Keduanya saling bersipagut. Lamat-lamat terdengar adzan Isya.’ Tapi kedua suami istri itu sudah tenggelam dalam nafsu yang sangat. Yang tinggal kemudian hanya erang dan desah. Dalam setiap erangnya, Reksa membayangkan Lusi yang akan ditemuinya dua hari lagi. Sementara dalam setiap desah, Alina melamunkan Prasetya sedang menggerayangi tubuhnya.

***

Di sebuah rumah yang lain, di sebuah kamar yang lain pula, Prasetya sedang duduk disamping Ibunya yang terbaring lemah akibat kanker stadium empat. Diraihnya tangan sang bunda kemudian menyusupkan jemarinya ke sela-sela jemari ibunya. Pras meresakan betapa dinginnya tangan perempuan yang melahirkannya itu.

“Preet………”

“Hus…nggak sopan. Didekat ibu masih berani kentut pula. Kebangetan kau itu“ teriak Lusi sambil menepuk pundak kakaknya.

“Daripada jadi penyakit. Weeekkk….” Prasetya menjulurkan lidahnya di wajah Adiknya yang manis itu.

“Bruuuu….t”

Sambil bertarung melawan nyeri, sang bunda mencoba menyunggingkan senyum. “Sudah berapa lama nggak pulang, kamu nak?” Suara perempuan itu terdengar sangat lirih seperti berbisik.

“Dua hari, mam!”

“kemana saja? ibu dan adikmu disini kesepian.”

“Cari uang, mam. Buat biaya pengobatan dan biaya kuliahku.”

“tapi lain kali kalau bisa cobalah pulang ke rumah. Jangan tidur di luar.”
“baik, mam!”

“bersihkan badan sana. Lalu kita Jama’ah Magrib bersama”

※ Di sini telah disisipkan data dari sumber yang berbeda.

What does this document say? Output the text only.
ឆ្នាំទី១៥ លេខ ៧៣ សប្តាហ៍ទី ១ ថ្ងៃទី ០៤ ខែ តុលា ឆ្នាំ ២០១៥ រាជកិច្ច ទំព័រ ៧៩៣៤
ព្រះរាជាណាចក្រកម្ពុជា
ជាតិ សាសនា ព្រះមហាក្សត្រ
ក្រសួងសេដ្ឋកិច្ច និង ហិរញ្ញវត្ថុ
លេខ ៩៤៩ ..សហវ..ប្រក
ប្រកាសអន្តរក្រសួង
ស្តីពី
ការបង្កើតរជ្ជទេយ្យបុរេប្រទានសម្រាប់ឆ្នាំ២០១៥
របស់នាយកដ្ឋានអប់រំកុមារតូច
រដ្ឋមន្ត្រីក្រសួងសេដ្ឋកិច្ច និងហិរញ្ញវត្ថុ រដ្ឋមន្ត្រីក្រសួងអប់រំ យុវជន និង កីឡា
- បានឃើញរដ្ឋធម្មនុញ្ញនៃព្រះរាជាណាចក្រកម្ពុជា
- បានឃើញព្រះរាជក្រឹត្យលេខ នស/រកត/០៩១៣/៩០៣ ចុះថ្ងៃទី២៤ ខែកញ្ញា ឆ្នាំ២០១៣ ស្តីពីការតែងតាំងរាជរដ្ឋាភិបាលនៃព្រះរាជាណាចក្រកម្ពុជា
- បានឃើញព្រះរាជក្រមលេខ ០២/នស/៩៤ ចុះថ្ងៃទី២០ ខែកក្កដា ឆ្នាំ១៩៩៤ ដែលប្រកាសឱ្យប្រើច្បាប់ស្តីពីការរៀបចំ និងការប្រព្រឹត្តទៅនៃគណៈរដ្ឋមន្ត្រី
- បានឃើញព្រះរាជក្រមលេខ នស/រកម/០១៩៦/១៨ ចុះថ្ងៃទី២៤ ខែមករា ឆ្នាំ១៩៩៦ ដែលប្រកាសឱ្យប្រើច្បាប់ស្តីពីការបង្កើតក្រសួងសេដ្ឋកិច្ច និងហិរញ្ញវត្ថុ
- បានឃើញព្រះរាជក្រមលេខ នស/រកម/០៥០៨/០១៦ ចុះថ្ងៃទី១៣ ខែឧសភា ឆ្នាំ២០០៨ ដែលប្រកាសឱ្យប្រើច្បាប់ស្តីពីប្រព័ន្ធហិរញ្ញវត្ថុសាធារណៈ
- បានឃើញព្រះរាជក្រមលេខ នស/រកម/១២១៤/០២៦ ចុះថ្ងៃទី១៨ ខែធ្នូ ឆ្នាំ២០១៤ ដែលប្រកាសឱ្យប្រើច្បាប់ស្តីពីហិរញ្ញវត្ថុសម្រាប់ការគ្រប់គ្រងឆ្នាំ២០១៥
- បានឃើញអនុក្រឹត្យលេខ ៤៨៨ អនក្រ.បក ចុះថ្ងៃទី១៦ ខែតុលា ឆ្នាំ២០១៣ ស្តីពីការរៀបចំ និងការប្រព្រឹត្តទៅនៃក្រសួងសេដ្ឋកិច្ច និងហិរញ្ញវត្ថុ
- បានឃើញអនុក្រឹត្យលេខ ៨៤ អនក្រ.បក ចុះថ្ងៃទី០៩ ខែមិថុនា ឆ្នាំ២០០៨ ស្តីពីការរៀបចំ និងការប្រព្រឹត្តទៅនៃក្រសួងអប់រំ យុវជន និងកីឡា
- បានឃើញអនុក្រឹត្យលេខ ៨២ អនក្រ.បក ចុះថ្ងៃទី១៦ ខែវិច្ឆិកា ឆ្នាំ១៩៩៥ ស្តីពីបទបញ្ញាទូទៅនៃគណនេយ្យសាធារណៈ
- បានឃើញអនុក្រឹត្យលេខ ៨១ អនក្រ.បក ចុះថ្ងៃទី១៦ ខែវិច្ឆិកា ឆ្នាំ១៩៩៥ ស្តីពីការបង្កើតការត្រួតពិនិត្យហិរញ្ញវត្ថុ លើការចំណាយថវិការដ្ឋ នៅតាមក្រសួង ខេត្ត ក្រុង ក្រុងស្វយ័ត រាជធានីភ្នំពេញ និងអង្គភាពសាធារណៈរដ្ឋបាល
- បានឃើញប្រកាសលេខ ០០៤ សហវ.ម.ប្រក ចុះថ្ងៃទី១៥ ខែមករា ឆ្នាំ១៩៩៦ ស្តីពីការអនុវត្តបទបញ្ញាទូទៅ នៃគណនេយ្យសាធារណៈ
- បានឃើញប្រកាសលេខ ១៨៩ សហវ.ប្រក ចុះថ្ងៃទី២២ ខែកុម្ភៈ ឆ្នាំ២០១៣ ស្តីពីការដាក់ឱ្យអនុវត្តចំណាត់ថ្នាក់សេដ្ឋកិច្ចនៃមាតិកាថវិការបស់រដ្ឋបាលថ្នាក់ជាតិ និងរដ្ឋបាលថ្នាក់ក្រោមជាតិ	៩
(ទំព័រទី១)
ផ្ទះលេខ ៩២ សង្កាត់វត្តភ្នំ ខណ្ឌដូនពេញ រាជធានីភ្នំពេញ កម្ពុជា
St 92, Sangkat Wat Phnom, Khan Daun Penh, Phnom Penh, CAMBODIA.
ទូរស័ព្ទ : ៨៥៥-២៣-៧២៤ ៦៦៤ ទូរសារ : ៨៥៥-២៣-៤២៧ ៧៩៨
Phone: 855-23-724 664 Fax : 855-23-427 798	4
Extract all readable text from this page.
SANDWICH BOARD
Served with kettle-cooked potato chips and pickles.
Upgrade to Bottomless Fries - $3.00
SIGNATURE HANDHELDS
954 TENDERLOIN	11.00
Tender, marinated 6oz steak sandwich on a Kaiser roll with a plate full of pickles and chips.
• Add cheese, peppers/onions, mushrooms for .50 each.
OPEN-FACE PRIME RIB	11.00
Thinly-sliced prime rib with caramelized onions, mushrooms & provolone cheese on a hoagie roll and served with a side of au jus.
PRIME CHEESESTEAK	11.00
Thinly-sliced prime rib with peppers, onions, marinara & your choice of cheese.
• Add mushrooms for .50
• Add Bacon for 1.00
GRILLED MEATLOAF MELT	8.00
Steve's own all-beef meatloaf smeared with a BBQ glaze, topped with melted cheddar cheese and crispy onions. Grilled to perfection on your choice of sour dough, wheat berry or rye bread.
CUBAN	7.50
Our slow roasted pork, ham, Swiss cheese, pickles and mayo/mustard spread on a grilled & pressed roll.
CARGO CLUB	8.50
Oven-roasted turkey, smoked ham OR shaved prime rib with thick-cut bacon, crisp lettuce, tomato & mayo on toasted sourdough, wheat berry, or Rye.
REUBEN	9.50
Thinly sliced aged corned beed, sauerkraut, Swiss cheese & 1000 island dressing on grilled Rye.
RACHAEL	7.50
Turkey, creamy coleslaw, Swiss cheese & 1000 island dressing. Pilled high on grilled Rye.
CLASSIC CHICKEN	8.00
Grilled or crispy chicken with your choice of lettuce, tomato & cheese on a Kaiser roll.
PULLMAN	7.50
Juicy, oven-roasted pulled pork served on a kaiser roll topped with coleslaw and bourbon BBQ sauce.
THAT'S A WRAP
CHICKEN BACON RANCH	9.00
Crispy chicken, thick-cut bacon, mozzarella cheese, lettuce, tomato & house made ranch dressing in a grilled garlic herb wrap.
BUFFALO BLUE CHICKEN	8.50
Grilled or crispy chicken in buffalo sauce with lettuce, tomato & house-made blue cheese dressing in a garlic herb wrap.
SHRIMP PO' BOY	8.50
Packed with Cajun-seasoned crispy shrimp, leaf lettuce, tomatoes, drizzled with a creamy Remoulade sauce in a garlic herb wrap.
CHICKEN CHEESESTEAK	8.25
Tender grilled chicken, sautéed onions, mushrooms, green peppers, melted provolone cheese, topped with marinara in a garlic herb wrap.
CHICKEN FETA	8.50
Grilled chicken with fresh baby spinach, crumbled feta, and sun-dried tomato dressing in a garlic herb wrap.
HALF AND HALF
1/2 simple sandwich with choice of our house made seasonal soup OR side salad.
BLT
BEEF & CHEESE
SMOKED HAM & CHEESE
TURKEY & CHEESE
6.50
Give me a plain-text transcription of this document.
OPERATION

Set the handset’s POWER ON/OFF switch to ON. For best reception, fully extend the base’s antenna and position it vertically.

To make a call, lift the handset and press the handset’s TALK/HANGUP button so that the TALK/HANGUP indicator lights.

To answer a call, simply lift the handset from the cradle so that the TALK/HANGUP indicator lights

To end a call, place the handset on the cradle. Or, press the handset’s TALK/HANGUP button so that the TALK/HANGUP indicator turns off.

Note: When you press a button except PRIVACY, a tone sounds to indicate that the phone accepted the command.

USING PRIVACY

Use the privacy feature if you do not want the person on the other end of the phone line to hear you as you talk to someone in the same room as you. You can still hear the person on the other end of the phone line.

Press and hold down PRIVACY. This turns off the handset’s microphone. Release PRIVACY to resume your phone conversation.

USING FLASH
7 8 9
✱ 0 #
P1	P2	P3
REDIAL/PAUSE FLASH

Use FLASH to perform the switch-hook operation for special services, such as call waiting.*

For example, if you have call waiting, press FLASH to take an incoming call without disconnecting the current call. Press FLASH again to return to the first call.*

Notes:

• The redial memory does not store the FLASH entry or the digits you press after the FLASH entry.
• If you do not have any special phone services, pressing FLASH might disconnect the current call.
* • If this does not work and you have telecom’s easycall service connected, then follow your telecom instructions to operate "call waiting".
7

Prasetya berdiri dari kursi lalu ngeloyor keluar kamar, menuju kamar mandi. Tapi tangannya terus menyeret tangan adiknya.

“Lepasin ah…..”

“Kau harus ikut aku.”

“Kemana?”

“Mandi.”

“Ih…najiss! Mas, lepasin”

“Aku kangen…..”

Kedua kakak beradik itu lenyap dibalik pintu kamar mandi berwarna coklat. Beberapa saat kemudian terdengar suara air mengucur dari kran. Lamat-lamat terdengar suara erang dan desah dari balik kamar mandi bersamaan dengan adzan magrib yang berkumandang dari surau dekat rumah.